This is not a news blog or an advice blog or any sort of company blog. It's more of an opinion blog.

Sunday, 20 March 2016

Your Great Advantage: Flexibility

They say your greatest strength can also be your weakness. This is certainly the case with structure in translation agencies and corporate clients.

As a freelancer you don't have the benefit of structure, or only have it to a very limited extent, but therein also lies your strength which most agencies and most of your business clients don't have.

This isn't even necessarily come down to some sort of competitive comparison between 'you' and 'them' — why would you compete with your own client anyway? Rather, it equips you with the ability to offer something new, something different, something they aren't normally able to do.

Situationally, this allows you to fill their gaps, ones they can't fill on their own — and this give them more flexibility — and also to become a leader and agent of change, in spire of being so small.

Here are some of your unique advantages connected to flexibility and lack of structure:


  • Direct access for your clients and partners to the top (and only) decisionmaker.
  • No pipelines of any kind.
  • Full clarity and no diffusion.
  • No dissents or stale mates within management.
  • Less waiting time for anything at all.
  • More ability to negotiate than when two rigid giants meet.
  • Much more efficient information flow (shorter, more direct, quicker, more expert).
  • Typically next to zero need to comply with your procedures and bylaws, so there's all the less bureaucracy to deal with.
  • You aren't normal workforce, so labour legislation doesn't normally apply to you.

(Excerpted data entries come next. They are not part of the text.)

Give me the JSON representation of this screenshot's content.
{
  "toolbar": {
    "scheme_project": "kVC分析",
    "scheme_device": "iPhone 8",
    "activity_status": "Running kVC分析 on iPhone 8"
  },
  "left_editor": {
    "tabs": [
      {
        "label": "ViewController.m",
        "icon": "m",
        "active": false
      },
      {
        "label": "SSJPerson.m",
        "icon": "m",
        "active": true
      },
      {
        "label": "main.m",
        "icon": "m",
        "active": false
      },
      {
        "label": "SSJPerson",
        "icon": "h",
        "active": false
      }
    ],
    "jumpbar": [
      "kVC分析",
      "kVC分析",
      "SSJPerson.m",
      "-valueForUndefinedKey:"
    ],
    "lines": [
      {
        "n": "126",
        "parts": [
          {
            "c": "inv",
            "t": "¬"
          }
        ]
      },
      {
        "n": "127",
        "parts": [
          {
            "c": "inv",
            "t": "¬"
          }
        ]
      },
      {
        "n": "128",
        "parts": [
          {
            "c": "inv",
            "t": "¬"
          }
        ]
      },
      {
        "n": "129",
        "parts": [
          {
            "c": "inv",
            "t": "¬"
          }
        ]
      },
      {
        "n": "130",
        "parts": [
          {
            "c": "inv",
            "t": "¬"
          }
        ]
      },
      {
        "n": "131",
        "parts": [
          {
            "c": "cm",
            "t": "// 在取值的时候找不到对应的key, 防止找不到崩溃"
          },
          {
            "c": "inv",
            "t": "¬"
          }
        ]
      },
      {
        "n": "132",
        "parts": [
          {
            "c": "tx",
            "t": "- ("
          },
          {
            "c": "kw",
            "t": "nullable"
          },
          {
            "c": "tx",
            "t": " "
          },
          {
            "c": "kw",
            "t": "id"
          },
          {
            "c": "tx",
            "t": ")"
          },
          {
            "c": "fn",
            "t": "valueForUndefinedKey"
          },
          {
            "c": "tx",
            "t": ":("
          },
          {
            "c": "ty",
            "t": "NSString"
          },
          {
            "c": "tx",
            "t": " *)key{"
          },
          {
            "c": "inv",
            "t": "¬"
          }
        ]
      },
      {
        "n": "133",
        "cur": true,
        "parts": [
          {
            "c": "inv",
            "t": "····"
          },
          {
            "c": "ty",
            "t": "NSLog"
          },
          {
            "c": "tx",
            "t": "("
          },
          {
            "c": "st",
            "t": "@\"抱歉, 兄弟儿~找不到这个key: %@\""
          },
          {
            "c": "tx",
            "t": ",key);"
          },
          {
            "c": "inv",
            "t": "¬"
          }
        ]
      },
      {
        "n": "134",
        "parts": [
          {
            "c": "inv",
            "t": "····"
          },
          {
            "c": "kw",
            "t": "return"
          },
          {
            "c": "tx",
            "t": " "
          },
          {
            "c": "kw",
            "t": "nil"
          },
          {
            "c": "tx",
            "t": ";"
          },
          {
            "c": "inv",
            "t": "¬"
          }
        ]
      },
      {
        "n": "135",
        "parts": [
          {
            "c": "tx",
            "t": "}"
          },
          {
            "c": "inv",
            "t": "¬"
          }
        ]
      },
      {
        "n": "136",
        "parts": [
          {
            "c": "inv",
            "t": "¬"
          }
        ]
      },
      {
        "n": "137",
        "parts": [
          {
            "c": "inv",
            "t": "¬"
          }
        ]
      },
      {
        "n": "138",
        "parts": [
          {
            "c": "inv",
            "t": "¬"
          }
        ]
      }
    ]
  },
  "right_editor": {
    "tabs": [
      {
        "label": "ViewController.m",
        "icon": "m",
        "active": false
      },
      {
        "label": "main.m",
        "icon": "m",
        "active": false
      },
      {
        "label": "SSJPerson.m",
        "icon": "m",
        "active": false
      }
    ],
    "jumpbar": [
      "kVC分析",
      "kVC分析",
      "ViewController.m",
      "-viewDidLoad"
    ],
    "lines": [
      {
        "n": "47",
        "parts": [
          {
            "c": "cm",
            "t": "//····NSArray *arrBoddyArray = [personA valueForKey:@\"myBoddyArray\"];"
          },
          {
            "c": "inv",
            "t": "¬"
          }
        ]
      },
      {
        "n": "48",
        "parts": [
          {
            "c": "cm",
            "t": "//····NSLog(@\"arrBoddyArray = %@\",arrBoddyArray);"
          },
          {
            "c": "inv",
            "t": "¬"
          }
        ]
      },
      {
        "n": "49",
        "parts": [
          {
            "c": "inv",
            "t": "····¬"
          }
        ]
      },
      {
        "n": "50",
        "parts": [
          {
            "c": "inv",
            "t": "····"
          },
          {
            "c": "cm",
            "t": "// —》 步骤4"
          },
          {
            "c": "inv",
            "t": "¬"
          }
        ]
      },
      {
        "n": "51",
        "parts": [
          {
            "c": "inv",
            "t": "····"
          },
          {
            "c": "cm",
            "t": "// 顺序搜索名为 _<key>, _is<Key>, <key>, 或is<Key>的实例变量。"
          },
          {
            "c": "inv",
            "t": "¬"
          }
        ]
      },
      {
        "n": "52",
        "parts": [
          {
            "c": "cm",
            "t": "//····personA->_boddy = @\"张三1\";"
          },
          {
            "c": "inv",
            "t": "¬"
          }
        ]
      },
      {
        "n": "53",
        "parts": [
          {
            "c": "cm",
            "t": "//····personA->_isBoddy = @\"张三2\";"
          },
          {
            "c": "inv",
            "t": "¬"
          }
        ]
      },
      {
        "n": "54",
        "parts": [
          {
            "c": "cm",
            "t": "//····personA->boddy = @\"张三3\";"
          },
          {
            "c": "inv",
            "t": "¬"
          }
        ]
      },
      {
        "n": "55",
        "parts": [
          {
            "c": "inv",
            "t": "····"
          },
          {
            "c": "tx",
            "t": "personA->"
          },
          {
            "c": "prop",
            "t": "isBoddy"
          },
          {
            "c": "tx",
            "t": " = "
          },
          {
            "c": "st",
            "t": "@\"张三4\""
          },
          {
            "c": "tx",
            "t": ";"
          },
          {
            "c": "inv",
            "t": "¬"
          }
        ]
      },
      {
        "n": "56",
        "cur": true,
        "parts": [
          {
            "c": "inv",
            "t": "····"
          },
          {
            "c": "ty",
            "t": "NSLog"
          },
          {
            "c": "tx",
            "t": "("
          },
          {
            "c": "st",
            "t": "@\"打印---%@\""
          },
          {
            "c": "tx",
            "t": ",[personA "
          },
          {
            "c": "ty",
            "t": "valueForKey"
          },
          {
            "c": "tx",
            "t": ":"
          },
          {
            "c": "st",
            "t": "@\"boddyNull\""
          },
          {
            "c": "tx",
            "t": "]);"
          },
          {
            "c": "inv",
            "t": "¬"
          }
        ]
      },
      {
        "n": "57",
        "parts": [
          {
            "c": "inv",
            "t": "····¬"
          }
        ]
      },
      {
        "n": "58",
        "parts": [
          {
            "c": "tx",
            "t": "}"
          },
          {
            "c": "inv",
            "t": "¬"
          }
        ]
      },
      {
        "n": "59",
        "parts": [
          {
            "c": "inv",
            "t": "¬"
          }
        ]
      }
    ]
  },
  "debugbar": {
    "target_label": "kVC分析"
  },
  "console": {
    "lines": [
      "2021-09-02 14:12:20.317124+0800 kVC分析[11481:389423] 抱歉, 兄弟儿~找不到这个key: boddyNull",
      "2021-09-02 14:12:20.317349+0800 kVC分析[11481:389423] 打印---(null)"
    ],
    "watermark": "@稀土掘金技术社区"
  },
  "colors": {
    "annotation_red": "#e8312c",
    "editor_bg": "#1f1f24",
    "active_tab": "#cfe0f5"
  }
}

So get the most out of them, rather than pretending you're something you aren't.

On the other hand:

  • As the complete owner of your side of the bargain, you can make decisions a manager or representative would be fired for. You aren't going to fire yourself, are you?

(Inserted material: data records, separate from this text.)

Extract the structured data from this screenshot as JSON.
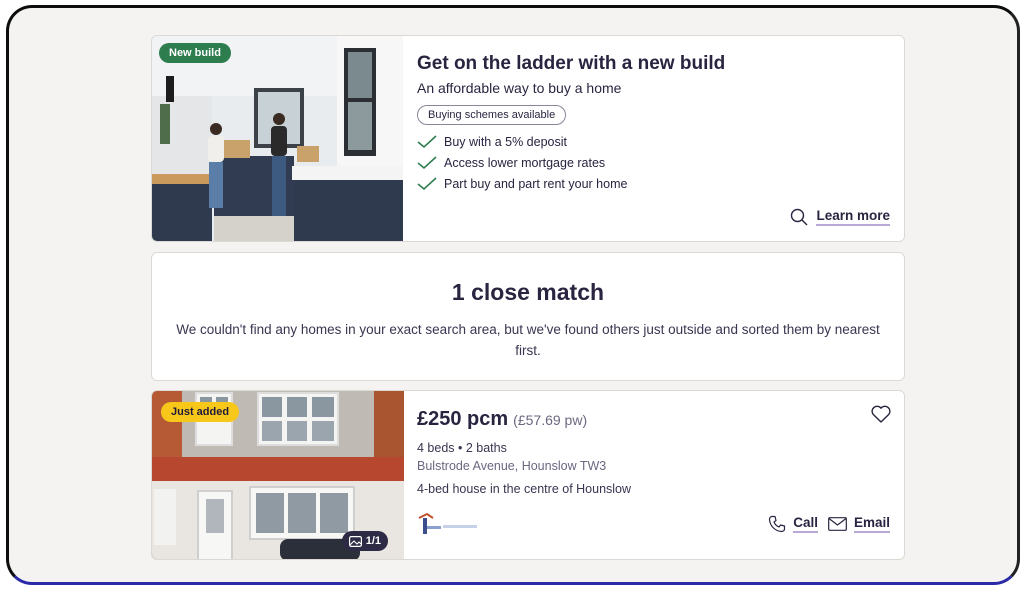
{
  "promo": {
    "badge": "New build",
    "title": "Get on the ladder with a new build",
    "subtitle": "An affordable way to buy a home",
    "pill": "Buying schemes available",
    "features": [
      "Buy with a 5% deposit",
      "Access lower mortgage rates",
      "Part buy and part rent your home"
    ],
    "learn_more": "Learn more"
  },
  "match": {
    "title": "1 close match",
    "text": "We couldn't find any homes in your exact search area, but we've found others just outside and sorted them by nearest first."
  },
  "listing": {
    "badge": "Just added",
    "price": "£250 pcm",
    "price_pw": "(£57.69 pw)",
    "beds_baths": "4 beds • 2 baths",
    "address": "Bulstrode Avenue, Hounslow TW3",
    "description": "4-bed house in the centre of Hounslow",
    "image_count": "1/1",
    "call_label": "Call",
    "email_label": "Email"
  },
  "colors": {
    "new_build_badge": "#2e7d4f",
    "just_added_badge": "#f7c719",
    "link_underline": "#b9a7d6",
    "tick": "#2e7d4f"
  }
}
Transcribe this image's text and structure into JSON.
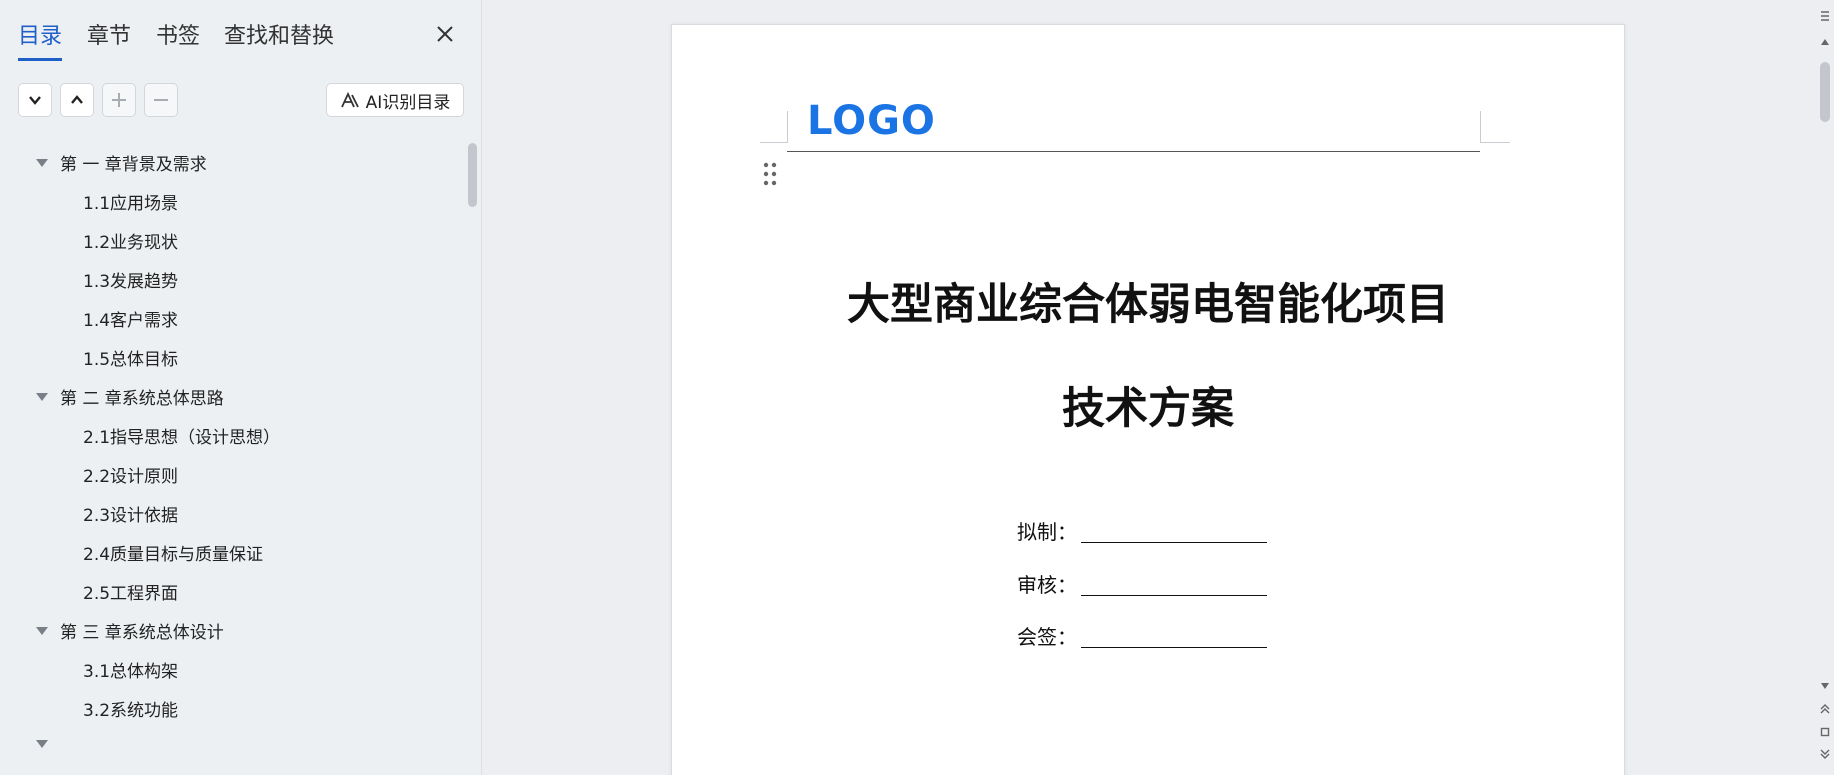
{
  "nav": {
    "tabs": [
      {
        "label": "目录",
        "active": true
      },
      {
        "label": "章节",
        "active": false
      },
      {
        "label": "书签",
        "active": false
      },
      {
        "label": "查找和替换",
        "active": false
      }
    ],
    "ai_button_label": "AI识别目录",
    "toc": [
      {
        "level": 1,
        "label": "第  一  章背景及需求"
      },
      {
        "level": 2,
        "label": "1.1应用场景"
      },
      {
        "level": 2,
        "label": "1.2业务现状"
      },
      {
        "level": 2,
        "label": "1.3发展趋势"
      },
      {
        "level": 2,
        "label": "1.4客户需求"
      },
      {
        "level": 2,
        "label": "1.5总体目标"
      },
      {
        "level": 1,
        "label": "第  二  章系统总体思路"
      },
      {
        "level": 2,
        "label": "2.1指导思想（设计思想）"
      },
      {
        "level": 2,
        "label": "2.2设计原则"
      },
      {
        "level": 2,
        "label": "2.3设计依据"
      },
      {
        "level": 2,
        "label": "2.4质量目标与质量保证"
      },
      {
        "level": 2,
        "label": "2.5工程界面"
      },
      {
        "level": 1,
        "label": "第  三  章系统总体设计"
      },
      {
        "level": 2,
        "label": "3.1总体构架"
      },
      {
        "level": 2,
        "label": "3.2系统功能"
      }
    ]
  },
  "document": {
    "logo_text": "LOGO",
    "title_line1": "大型商业综合体弱电智能化项目",
    "title_line2": "技术方案",
    "signatures": [
      {
        "label": "拟制："
      },
      {
        "label": "审核："
      },
      {
        "label": "会签："
      }
    ]
  },
  "colors": {
    "accent": "#1f5fc8",
    "logo": "#1b74e4"
  }
}
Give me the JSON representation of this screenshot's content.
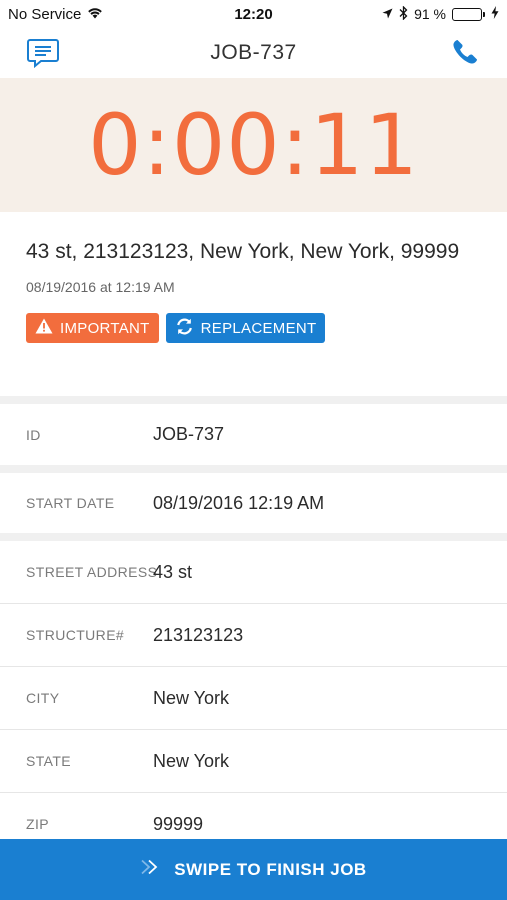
{
  "status_bar": {
    "carrier": "No Service",
    "time": "12:20",
    "battery_percent": "91 %",
    "battery_level": 0.91
  },
  "nav": {
    "title": "JOB-737",
    "left_icon": "chat-icon",
    "right_icon": "phone-icon"
  },
  "timer": {
    "value": "0:00:11"
  },
  "job": {
    "address": "43 st, 213123123, New York, New York, 99999",
    "datetime": "08/19/2016 at 12:19 AM",
    "tags": [
      {
        "label": "IMPORTANT",
        "icon": "warning-icon"
      },
      {
        "label": "REPLACEMENT",
        "icon": "refresh-icon"
      }
    ]
  },
  "details": {
    "id": {
      "label": "ID",
      "value": "JOB-737"
    },
    "start_date": {
      "label": "START DATE",
      "value": "08/19/2016 12:19 AM"
    },
    "street_address": {
      "label": "STREET ADDRESS",
      "value": "43 st"
    },
    "structure": {
      "label": "STRUCTURE#",
      "value": "213123123"
    },
    "city": {
      "label": "CITY",
      "value": "New York"
    },
    "state": {
      "label": "STATE",
      "value": "New York"
    },
    "zip": {
      "label": "ZIP",
      "value": "99999"
    }
  },
  "swipe": {
    "label": "SWIPE TO FINISH JOB",
    "icon": "double-chevron-right-icon"
  },
  "colors": {
    "accent_orange": "#f26d3d",
    "accent_blue": "#1a7fd1",
    "timer_bg": "#f6efe8"
  }
}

Woah. What does that even mean? Well, for starters, you're allowed to think outside the box — if you allow yourself that. The thing is, it's up to you and no one else.

Next:

  • You don't need to make every potential client an actual client.
  • Not every inquiry has to lead to a successful 'sale'.
  • Not every trip to the negotiation table has to lead to some form of understanding and compromise.
  • You won't be fired for not taking on a client you'd rather not have.
  • There's no higher manager to fire you for not meeting sales quotas and for wasting opportunities that didn't excite you much to begin with.
  • Hence you can experiment more, as long as you're ready to live with the outcome.

You will need to live with the economic outcome for your business, but no one's going to intervene and punish you as a person, break your career, make you leave in disgrace, or even take away your quarterly bonus or chance of getting promoted. Nothing.

… The whole office drama of covering one's gluteus maximus is simply not there, so it's all the easier to just do your job.

Whether you cut costs or generate them, accept risks or avoid them — it's your decision and made to your standard, not someone else's, as you see fit. You want to just give something a chance for the benefit of experience and insight? You can. You want to take a more conservative course and stay within your comfort zone? You can. You can also employ a bunch of other criteria that corporate policies typically wouldn't even allow you to consider. So take advantage of it.